Darilaut – Wilayah Cina selatan di Provinsi Guangdong dan Provinsi Hainan bersiap menghadapi topan (typhoon) Talim.
Topan yang membawa angin kencang, hujan deras dan gelombang besar tersebut diperkirakan akan mendarat pada Senin (17/7) malam.
Kantor Berita Xinhua melaporkan penerbangan, pelabuhan dan kereta berkecepatan tinggi, menghentikan operasi di Hainan saat topan Talim mendekat.
Semua operasi kereta berkecepatan tinggi yang berangkat dari Stasiun Kereta Api Haikou Dong di ibu kota provinsi Haikou dan Stasiun Kereta Api Sanya di kota Sanya telah dihentikan sementara sejak Minggu (16/7) sore dan yang beroperasi di Kereta Api Bundaran Hainan juga menghentikan operasi pada Senin, hari ini.
Kereta reguler masuk dan keluar dari provinsi pulau itu akan tetap ditangguhkan hingga 21 Juli, kata departemen perkeretaapian.
Bandara Internasional Haikou Meilan juga menangguhkan layanan penerbangan.
Operasi di tiga pelabuhan di Haikou telah ditangguhkan dari Minggu pukul 6 pagi hingga Selasa, menurut administrasi transportasi dan operasi pelabuhan kota.
Markas Besar Pengendali Banjir, Angin, dan Kekeringan Haikou, menjelaskan kota ini akan mengalami hujan badai lebat dengan kecepatan angin 33 meter per detik atau bahkan lebih kuat.
Kota akan menerapkan penangguhan sementara kegiatan sekolah mulai Senin siang. Orang-orang –selain mereka yang mengambil bagian dalam pekerjaan penyelamatan dan bantuan bencana dan pekerjaan yang diperlukan berkaitan dengan operasi perkotaan– diminta untuk tetap tinggal di dalam rumah.
Mengutip Xinhua Observatorium Nasional Cina, Senin hari ini, telah memperbarui peringatan oranye untuk Topan Talim, karena diperkirakan akan membawa angin kencang dan hujan deras ke wilayah pesisir selatan negara itu.
Topan itu, diamati di atas Laut China Selatan sekitar 375 km tenggara kota Zhanjiang di Provinsi Guangdong, China selatan pada Senin pukul 05.00 pagi, akan bergerak dengan kecepatan sekitar 20 km per jam dengan intensitas yang meningkat, kata Pusat Meteorologi Nasional.

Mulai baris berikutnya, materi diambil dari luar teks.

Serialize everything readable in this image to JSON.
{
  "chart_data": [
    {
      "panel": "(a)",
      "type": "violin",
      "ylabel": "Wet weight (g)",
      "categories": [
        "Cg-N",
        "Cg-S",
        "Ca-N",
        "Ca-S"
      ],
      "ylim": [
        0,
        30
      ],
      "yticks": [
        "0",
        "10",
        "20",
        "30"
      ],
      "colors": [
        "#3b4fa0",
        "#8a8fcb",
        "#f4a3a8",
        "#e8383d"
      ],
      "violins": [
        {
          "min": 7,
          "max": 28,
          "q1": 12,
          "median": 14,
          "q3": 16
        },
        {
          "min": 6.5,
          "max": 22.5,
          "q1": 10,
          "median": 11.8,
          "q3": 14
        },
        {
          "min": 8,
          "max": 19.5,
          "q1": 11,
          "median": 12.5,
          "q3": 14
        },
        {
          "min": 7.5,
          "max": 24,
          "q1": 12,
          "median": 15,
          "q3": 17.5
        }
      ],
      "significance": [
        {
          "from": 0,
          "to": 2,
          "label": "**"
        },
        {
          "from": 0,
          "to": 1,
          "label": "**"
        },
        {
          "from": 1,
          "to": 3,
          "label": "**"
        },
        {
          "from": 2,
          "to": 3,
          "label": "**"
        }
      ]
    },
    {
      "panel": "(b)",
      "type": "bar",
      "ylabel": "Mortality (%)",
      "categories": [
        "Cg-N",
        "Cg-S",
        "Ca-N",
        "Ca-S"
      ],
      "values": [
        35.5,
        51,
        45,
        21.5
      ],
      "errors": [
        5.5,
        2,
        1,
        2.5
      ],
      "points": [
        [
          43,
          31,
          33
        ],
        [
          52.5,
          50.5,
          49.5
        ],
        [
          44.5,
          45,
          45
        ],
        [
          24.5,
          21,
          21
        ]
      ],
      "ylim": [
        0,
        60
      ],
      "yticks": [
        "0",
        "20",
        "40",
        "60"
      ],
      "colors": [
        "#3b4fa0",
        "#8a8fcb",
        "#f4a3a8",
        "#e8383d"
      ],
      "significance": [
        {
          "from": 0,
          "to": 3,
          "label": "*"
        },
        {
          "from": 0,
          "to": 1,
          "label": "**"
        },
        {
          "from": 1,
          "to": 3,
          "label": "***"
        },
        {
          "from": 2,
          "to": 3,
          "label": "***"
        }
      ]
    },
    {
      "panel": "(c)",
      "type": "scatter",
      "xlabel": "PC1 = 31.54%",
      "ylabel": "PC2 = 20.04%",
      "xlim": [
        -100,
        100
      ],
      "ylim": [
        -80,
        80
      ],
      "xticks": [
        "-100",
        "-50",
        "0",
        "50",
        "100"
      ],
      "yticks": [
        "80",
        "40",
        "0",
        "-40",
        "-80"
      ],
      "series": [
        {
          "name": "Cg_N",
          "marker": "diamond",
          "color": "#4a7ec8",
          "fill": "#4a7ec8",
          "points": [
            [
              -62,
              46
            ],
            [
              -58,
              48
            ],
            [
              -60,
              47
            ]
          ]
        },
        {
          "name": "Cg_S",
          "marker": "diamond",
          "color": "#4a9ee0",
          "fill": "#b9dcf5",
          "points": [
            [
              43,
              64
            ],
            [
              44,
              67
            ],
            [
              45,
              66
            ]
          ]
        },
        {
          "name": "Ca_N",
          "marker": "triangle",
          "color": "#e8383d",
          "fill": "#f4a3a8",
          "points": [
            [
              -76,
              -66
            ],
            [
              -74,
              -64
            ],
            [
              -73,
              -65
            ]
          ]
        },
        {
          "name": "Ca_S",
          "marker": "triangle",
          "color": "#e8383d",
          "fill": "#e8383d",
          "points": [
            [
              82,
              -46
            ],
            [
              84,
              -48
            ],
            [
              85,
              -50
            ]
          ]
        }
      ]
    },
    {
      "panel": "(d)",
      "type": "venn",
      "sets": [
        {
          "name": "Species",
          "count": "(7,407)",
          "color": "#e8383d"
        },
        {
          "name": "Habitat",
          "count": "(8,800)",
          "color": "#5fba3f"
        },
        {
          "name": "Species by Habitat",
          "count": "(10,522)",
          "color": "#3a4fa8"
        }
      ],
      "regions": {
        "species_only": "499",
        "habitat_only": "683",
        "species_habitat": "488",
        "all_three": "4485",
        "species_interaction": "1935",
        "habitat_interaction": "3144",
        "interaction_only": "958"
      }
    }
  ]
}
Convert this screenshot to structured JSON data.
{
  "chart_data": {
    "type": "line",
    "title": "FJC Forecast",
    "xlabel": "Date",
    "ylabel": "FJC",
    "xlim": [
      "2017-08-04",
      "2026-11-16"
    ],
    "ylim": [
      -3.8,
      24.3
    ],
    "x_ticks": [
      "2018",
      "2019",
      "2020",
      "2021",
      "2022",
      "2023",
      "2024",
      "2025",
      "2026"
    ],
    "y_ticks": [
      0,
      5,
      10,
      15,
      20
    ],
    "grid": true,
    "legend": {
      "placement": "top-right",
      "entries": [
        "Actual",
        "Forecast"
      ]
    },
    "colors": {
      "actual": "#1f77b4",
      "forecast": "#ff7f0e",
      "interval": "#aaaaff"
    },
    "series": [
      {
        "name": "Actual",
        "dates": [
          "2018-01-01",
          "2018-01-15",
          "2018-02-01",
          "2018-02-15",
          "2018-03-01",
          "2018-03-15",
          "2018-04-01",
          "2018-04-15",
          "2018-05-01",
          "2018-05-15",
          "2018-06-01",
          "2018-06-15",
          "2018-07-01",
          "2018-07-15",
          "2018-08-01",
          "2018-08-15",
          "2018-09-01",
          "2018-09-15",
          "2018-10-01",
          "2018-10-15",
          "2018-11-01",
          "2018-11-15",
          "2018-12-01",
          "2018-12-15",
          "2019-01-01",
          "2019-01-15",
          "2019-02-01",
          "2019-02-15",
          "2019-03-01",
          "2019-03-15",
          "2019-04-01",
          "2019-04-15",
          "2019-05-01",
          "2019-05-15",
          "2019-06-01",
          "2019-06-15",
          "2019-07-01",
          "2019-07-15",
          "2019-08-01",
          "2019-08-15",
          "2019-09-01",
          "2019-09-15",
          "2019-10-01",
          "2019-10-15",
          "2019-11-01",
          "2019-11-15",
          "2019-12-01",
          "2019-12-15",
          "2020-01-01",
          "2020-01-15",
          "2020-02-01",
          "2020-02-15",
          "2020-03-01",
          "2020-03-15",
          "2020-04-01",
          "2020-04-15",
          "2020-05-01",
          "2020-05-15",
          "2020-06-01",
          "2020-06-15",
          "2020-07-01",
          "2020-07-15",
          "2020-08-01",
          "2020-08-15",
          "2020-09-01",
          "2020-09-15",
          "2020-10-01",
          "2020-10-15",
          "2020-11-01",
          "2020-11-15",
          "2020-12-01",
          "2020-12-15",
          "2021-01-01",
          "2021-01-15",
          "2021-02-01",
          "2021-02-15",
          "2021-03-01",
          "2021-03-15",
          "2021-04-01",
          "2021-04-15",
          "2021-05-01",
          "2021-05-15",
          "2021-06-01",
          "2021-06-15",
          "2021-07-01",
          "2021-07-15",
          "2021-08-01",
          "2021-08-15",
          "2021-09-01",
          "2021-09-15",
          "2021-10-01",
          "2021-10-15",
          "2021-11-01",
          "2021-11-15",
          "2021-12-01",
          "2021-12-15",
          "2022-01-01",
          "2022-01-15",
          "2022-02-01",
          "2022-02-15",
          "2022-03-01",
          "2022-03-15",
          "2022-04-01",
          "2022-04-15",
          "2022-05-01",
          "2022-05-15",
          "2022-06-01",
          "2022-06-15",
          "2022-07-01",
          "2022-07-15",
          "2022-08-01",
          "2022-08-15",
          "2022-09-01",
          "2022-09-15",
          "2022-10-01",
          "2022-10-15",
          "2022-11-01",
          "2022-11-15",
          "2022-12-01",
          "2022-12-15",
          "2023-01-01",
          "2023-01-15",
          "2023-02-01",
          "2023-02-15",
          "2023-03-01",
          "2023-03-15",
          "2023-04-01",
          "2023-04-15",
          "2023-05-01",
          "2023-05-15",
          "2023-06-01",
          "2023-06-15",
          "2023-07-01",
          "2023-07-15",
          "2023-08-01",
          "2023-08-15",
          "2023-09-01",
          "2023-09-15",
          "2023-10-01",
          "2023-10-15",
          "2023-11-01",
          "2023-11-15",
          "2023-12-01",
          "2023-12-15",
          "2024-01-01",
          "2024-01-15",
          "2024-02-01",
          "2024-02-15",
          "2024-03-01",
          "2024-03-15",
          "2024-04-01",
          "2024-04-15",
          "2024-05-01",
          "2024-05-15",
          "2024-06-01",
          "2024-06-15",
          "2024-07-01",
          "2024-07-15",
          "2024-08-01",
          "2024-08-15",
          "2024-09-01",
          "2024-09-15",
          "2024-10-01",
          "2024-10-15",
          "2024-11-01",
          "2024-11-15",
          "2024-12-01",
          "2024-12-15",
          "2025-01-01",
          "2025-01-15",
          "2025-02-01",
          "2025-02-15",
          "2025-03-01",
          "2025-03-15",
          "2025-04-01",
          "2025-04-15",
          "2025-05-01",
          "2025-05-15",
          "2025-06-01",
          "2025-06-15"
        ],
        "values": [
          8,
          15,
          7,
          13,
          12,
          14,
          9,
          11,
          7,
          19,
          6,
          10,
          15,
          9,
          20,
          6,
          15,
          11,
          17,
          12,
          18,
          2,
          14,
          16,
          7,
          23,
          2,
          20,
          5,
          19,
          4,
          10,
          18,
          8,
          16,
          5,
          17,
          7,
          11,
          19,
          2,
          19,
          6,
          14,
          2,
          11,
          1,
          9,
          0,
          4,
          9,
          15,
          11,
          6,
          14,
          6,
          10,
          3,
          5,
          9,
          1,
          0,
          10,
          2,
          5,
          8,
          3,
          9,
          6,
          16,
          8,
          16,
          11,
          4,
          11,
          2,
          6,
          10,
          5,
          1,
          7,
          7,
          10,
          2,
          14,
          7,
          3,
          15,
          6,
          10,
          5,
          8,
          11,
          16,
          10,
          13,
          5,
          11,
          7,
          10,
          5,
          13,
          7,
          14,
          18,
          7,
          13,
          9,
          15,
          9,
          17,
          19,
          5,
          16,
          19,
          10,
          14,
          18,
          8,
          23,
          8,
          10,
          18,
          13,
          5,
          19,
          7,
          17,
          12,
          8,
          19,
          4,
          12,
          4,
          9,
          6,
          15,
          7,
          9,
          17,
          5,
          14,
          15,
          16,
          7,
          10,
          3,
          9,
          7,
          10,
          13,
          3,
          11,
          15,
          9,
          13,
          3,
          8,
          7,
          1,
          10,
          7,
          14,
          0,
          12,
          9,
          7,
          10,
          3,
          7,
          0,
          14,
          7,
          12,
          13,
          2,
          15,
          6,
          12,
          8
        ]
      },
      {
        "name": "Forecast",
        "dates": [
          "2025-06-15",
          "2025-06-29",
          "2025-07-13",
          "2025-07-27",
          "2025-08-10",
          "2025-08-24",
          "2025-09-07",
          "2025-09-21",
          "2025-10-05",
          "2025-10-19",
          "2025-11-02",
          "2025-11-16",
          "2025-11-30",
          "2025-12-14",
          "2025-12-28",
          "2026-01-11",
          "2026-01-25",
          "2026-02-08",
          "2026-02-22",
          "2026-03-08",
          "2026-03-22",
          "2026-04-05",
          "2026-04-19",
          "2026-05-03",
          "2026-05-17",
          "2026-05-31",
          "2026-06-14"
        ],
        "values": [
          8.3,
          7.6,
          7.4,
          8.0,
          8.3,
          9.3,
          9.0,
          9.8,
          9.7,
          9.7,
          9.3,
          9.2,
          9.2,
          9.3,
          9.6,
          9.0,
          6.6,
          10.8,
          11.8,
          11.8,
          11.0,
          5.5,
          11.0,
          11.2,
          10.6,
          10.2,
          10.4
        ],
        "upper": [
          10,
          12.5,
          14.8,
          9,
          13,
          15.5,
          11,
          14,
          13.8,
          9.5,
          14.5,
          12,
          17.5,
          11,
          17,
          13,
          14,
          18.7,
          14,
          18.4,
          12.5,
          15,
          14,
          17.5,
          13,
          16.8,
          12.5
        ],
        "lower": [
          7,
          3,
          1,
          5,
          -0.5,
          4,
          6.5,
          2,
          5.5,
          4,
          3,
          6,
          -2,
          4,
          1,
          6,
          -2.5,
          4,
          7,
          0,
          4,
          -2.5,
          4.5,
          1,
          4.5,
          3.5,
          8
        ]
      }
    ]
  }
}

Menurut kata Pusat Meteorologi Nasional topan Talim akan mendarat di daerah pesisir antara Provinsi Guangdong dan Provinsi Hainan di Cina selatan Senin malam.
Senin pagi hingga Selasa pagi, hujan lebat diperkirakan akan melanda beberapa bagian Guangdong, Guangxi, Hainan dan Fujian, sementara angin kencang diperkirakan terjadi di daerah pesisir Guangdong, Guangxi dan Hainan, dan sebagian besar Laut Cina Selatan.
Pusat Meteorologi telah mengeluarkan peringatan untuk menangguhkan pertemuan di dalam dan luar ruangan, serta operasi luar ruangan yang berbahaya, dan merekomendasikan pemindahan orang yang tinggal di perumahan yang rentan tepat waktu.
Ini juga menyerukan persiapan topan darurat dan tindakan pencegahan terhadap kemungkinan bencana geologis.
Cina memiliki sistem peringatan cuaca berkode warna empat tingkat untuk topan, dengan warna merah mewakili peringatan paling parah, diikuti oleh oranye, kuning, dan biru.
Dalam peringatan siklon tropis yang dikeluarkan Observatorium Hong Kong pukul 13.45 waktu setempat, menjelaskan, Observatorium akan mengeluarkan Sinyal Angin Kuat, No. 3 menggantikan Sinyal Badai No. 8 pada pukul 16.20, hari ini.
Namun, kata Observatorium Hong Kong, angin kencang yang berhubungan dengan Talim masih mempengaruhi beberapa area di muara Sungai Mutiara.
Angin kencang masih akan mempengaruhi perairan lepas pantai ke bagian barat daya Hong Kong pada awalnya, dan angin kencang akan terjadi di dataran tinggi, kata Observatorium Hong Kong.
Pusat Peringatan Siklon Tropis Bersama – Joint Typhoon Warning Center (JTWC), mengatakan, selama 6 jam terakhir, Talim terletak 259 km selatan-barat daya Hong Kong, dan telah bergerak ke barat-barat laut dengan kecepatan 20 km per jam (11 knot).
Sistem ini membawa gelombang dengan tinggi signifikan maksimum adalah 9,1 meter (30 feet).